Speaking to Express.co.uk, Dr Vincent Lyne, from the University of Tasmania, said: "I've documented a serious mathematical flaw with the official analyses that MH370 was in a high-speed dive.
"The corrected explanation is that the plane was descending at less than 14 degrees of declination (not 90 degrees). High-school trigonometry is all that is required to explain the serious flaw which goes right through all the official analysis."
The MH370 crew last communicated with air traffic control (ATC) around 38 minutes after the flight took off and was travelling over the South China Sea.
Minutes later, the aircraft disappeared from ATC radar, but was tracked by military radar for another hour, deviating westward from its planned flight path, until it left radar range 200 nautical miles northwest of Penang Island in northwestern Peninsular Malaysia.

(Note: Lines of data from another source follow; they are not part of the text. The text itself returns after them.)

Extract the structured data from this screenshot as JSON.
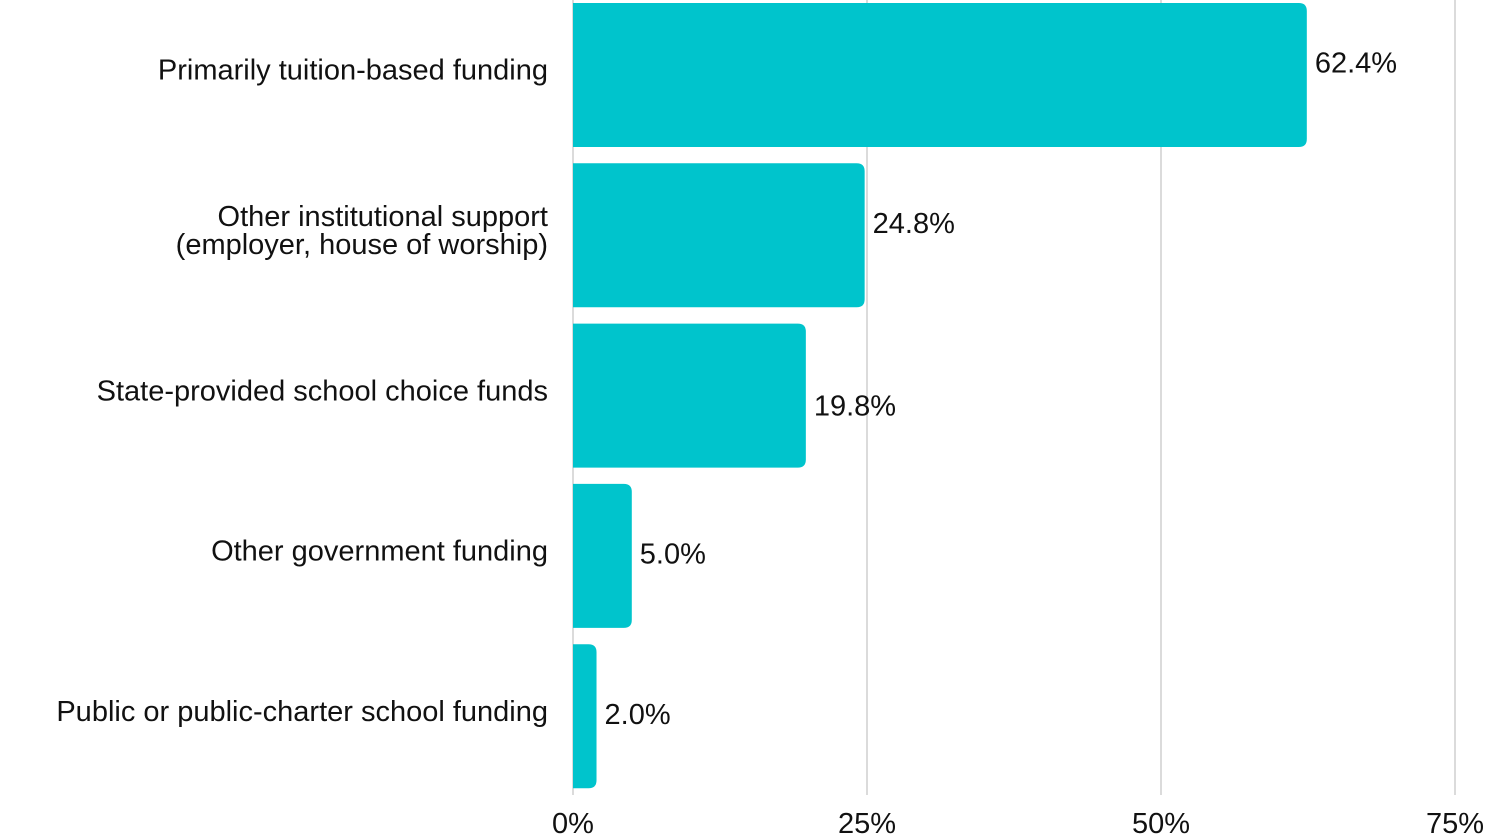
{
  "chart_data": {
    "type": "bar",
    "orientation": "horizontal",
    "categories": [
      [
        "Primarily tuition-based funding"
      ],
      [
        "Other institutional support ",
        "(employer, house of worship)"
      ],
      [
        "State-provided school choice funds"
      ],
      [
        "Other government funding"
      ],
      [
        "Public or public-charter school funding"
      ]
    ],
    "values": [
      62.4,
      24.8,
      19.8,
      5.0,
      2.0
    ],
    "value_labels": [
      "62.4%",
      "24.8%",
      "19.8%",
      "5.0%",
      "2.0%"
    ],
    "xlim": [
      0,
      75
    ],
    "xticks": [
      0,
      25,
      50,
      75
    ],
    "xtick_labels": [
      "0%",
      "25%",
      "50%",
      "75%"
    ],
    "grid": true,
    "bar_color": "#00C4CC",
    "title": "",
    "xlabel": "",
    "ylabel": ""
  }
}
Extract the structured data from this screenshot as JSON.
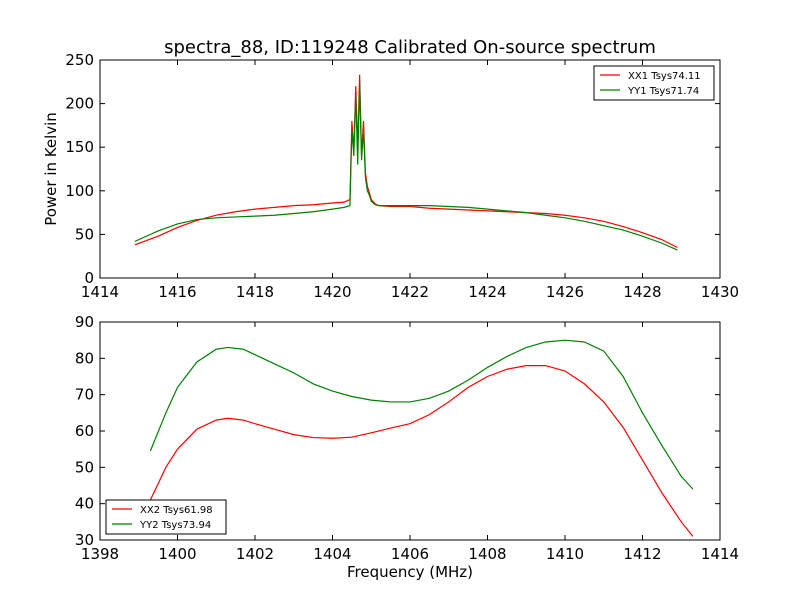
{
  "title": "spectra_88, ID:119248 Calibrated On-source spectrum",
  "chart_data": [
    {
      "type": "line",
      "title": "spectra_88, ID:119248 Calibrated On-source spectrum",
      "xlabel": "",
      "ylabel": "Power in Kelvin",
      "xlim": [
        1414,
        1430
      ],
      "ylim": [
        0,
        250
      ],
      "xticks": [
        1414,
        1416,
        1418,
        1420,
        1422,
        1424,
        1426,
        1428,
        1430
      ],
      "yticks": [
        0,
        50,
        100,
        150,
        200,
        250
      ],
      "legend_position": "top-right",
      "grid": false,
      "series": [
        {
          "name": "XX1 Tsys74.11",
          "color": "#ff0000",
          "x": [
            1414.9,
            1415.5,
            1416.0,
            1416.5,
            1417.0,
            1417.5,
            1418.0,
            1418.5,
            1419.0,
            1419.5,
            1420.0,
            1420.3,
            1420.45,
            1420.5,
            1420.55,
            1420.6,
            1420.65,
            1420.7,
            1420.75,
            1420.8,
            1420.85,
            1420.9,
            1420.95,
            1421.0,
            1421.1,
            1421.2,
            1421.5,
            1422.0,
            1422.5,
            1423.0,
            1423.5,
            1424.0,
            1424.5,
            1425.0,
            1425.5,
            1426.0,
            1426.5,
            1427.0,
            1427.5,
            1428.0,
            1428.5,
            1428.9
          ],
          "y": [
            38,
            48,
            58,
            66,
            72,
            76,
            79,
            81,
            83,
            84,
            86,
            87,
            90,
            180,
            145,
            220,
            150,
            233,
            140,
            180,
            120,
            105,
            98,
            90,
            85,
            83,
            82,
            82,
            80,
            79,
            78,
            77,
            76,
            75,
            74,
            72,
            69,
            65,
            59,
            52,
            44,
            35
          ]
        },
        {
          "name": "YY1 Tsys71.74",
          "color": "#008000",
          "x": [
            1414.9,
            1415.5,
            1416.0,
            1416.5,
            1417.0,
            1417.5,
            1418.0,
            1418.5,
            1419.0,
            1419.5,
            1420.0,
            1420.3,
            1420.45,
            1420.5,
            1420.55,
            1420.6,
            1420.65,
            1420.7,
            1420.75,
            1420.8,
            1420.85,
            1420.9,
            1420.95,
            1421.0,
            1421.1,
            1421.2,
            1421.5,
            1422.0,
            1422.5,
            1423.0,
            1423.5,
            1424.0,
            1424.5,
            1425.0,
            1425.5,
            1426.0,
            1426.5,
            1427.0,
            1427.5,
            1428.0,
            1428.5,
            1428.9
          ],
          "y": [
            42,
            54,
            62,
            67,
            69,
            70,
            71,
            72,
            74,
            76,
            79,
            81,
            83,
            170,
            140,
            210,
            130,
            225,
            135,
            170,
            115,
            100,
            95,
            88,
            84,
            83,
            83,
            83,
            83,
            82,
            81,
            79,
            77,
            75,
            72,
            69,
            65,
            60,
            55,
            48,
            40,
            32
          ]
        }
      ]
    },
    {
      "type": "line",
      "title": "",
      "xlabel": "Frequency (MHz)",
      "ylabel": "",
      "xlim": [
        1398,
        1414
      ],
      "ylim": [
        30,
        90
      ],
      "xticks": [
        1398,
        1400,
        1402,
        1404,
        1406,
        1408,
        1410,
        1412,
        1414
      ],
      "yticks": [
        30,
        40,
        50,
        60,
        70,
        80,
        90
      ],
      "legend_position": "bottom-left",
      "grid": false,
      "series": [
        {
          "name": "XX2 Tsys61.98",
          "color": "#ff0000",
          "x": [
            1399.3,
            1399.7,
            1400.0,
            1400.5,
            1401.0,
            1401.3,
            1401.7,
            1402.0,
            1402.5,
            1403.0,
            1403.5,
            1404.0,
            1404.5,
            1405.0,
            1405.5,
            1406.0,
            1406.5,
            1407.0,
            1407.5,
            1408.0,
            1408.5,
            1409.0,
            1409.5,
            1410.0,
            1410.5,
            1411.0,
            1411.5,
            1412.0,
            1412.5,
            1413.0,
            1413.3
          ],
          "y": [
            41,
            50,
            55,
            60.5,
            63,
            63.5,
            63,
            62,
            60.5,
            59,
            58.2,
            58,
            58.3,
            59.5,
            60.8,
            62,
            64.5,
            68,
            72,
            75,
            77,
            78,
            78,
            76.5,
            73,
            68,
            61,
            52,
            43,
            35,
            31
          ]
        },
        {
          "name": "YY2 Tsys73.94",
          "color": "#008000",
          "x": [
            1399.3,
            1399.7,
            1400.0,
            1400.5,
            1401.0,
            1401.3,
            1401.7,
            1402.0,
            1402.5,
            1403.0,
            1403.5,
            1404.0,
            1404.5,
            1405.0,
            1405.5,
            1406.0,
            1406.5,
            1407.0,
            1407.5,
            1408.0,
            1408.5,
            1409.0,
            1409.5,
            1410.0,
            1410.5,
            1411.0,
            1411.5,
            1412.0,
            1412.5,
            1413.0,
            1413.3
          ],
          "y": [
            54.5,
            65,
            72,
            79,
            82.5,
            83,
            82.5,
            81,
            78.5,
            76,
            73,
            71,
            69.5,
            68.5,
            68,
            68,
            69,
            71,
            74,
            77.5,
            80.5,
            83,
            84.5,
            85,
            84.5,
            82,
            75,
            65,
            56,
            47.5,
            44
          ]
        }
      ]
    }
  ]
}
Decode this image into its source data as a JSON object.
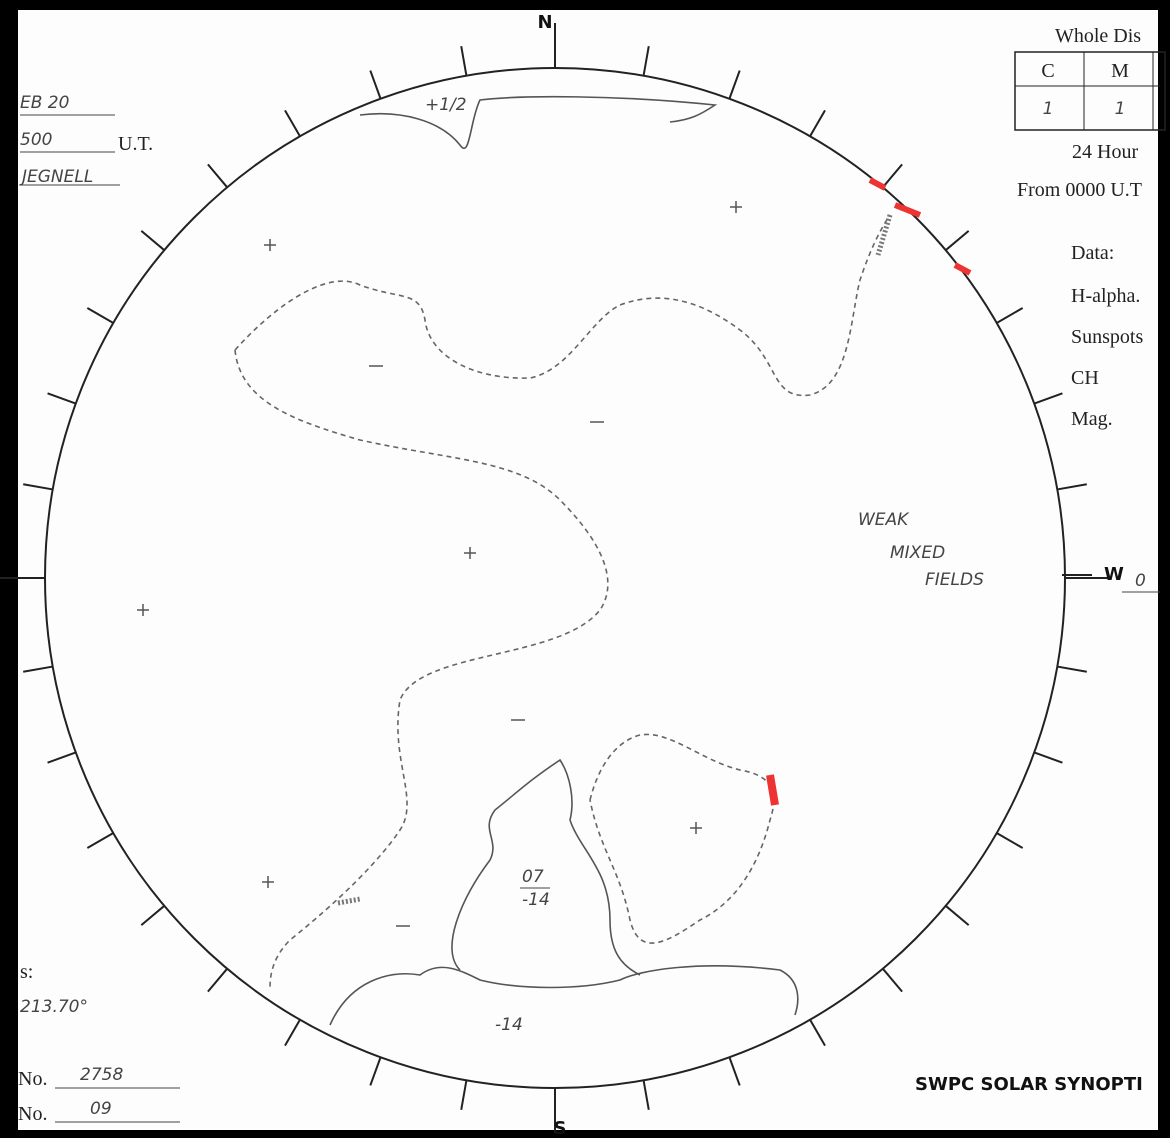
{
  "compass": {
    "north": "N",
    "south": "S",
    "west": "W",
    "west_value": "0"
  },
  "left_panel": {
    "date": "EB 20",
    "time": "500",
    "time_unit": "U.T.",
    "observer": "JEGNELL",
    "label": "s:",
    "angle": "213.70°",
    "no1_label": "No.",
    "no1": "2758",
    "no2_label": "No.",
    "no2": "09"
  },
  "right_panel": {
    "title": "Whole Dis",
    "table": {
      "headers": [
        "C",
        "M"
      ],
      "rows": [
        [
          "1",
          "1"
        ]
      ]
    },
    "period": "24 Hour",
    "from": "From 0000 U.T",
    "data_label": "Data:",
    "fields": [
      "H-alpha.",
      "Sunspots",
      "CH",
      "Mag."
    ]
  },
  "annotations": {
    "weak": [
      "WEAK",
      "MIXED",
      "FIELDS"
    ],
    "ch_north": "+1/2",
    "ch_south_top": "07",
    "ch_south_bottom": "-14",
    "ch_south_low": "-14"
  },
  "footer": "SWPC SOLAR SYNOPTI"
}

Dr Lyne, who works at the Institute for Marine and Antarctic Studies, noted that British satellite company Inmarsat and official investigators had analysed satellite communications from MH370, and identified Doppler-shift-related Burst Frequency Offsets (BFO), after every hour of inactivity.
Through this data, Inmarsat estimated derived mathematical equations for the horizontal and vertical velocity of the flight, which the researcher claims had an anomaly.
He continued: "It's a simple mistake with huge implications. It's the hidden mistake that explains why MH370 has not been found where they searched."
In his study, which is currently in preprint, he wrote: "Inmarsat's BFO formulations led investigators to plausible simulated flight paths, constrained by their theory of fuel-starvation resulting in a wide set of mathematically-optimized flight path ranges, all optimally simulated to run out of fuel near the 7th satellite communication arc.
"Defense Science and Technology Group (DSTG) investigators used Inmarsat's equation ('Up-Down Model') to interpret warm-up affected BFOs from the final two satellite communications as due to the aircraft going into an uncontrolled high-speed vertical accelerated dive, at 0.68 times gravitational acceleration.
"These analyses, in combination with drifter simulations, defined the second extensive and expensive unsuccessful underwater search bounds for MH370."
The disappearance of MH370 prompted a large, multinational search in Asia and the southern Indian Ocean that became the most expensive search in aviation history.
Analysis of satellite communications by multiple agencies eventually concluded that the flight crashed somewhere in the southern Indian Ocean, although Dr Lyne suggests that these analyses need to now be reviewed.
In the study, he concluded: "despite dedicated, and otherwise brilliant, work by investigators their high-speed dive conclusion misrepresented the actual controlled descent of MH370
"Since much of the MH370 crash investigation, and fuel-starvation theory, relied heavily upon these DSTG conclusions, a robust international science review is recommended to urgently review all analyses and evidence before approving the next final search."
This comes as earlier this month, airline investigator, Blaine Gibson, said that he believes the aircraft was deliberately downed into the sea. This conclusion has been reached only recently, when the damaged door from the landing gear was handed back to the probe.
The debris had in fact washed up on the Antsiraka Peninsula South Beach in Madagascar in 2017, and had been used as a ironing board by a couple for five years before its real purpose was identified.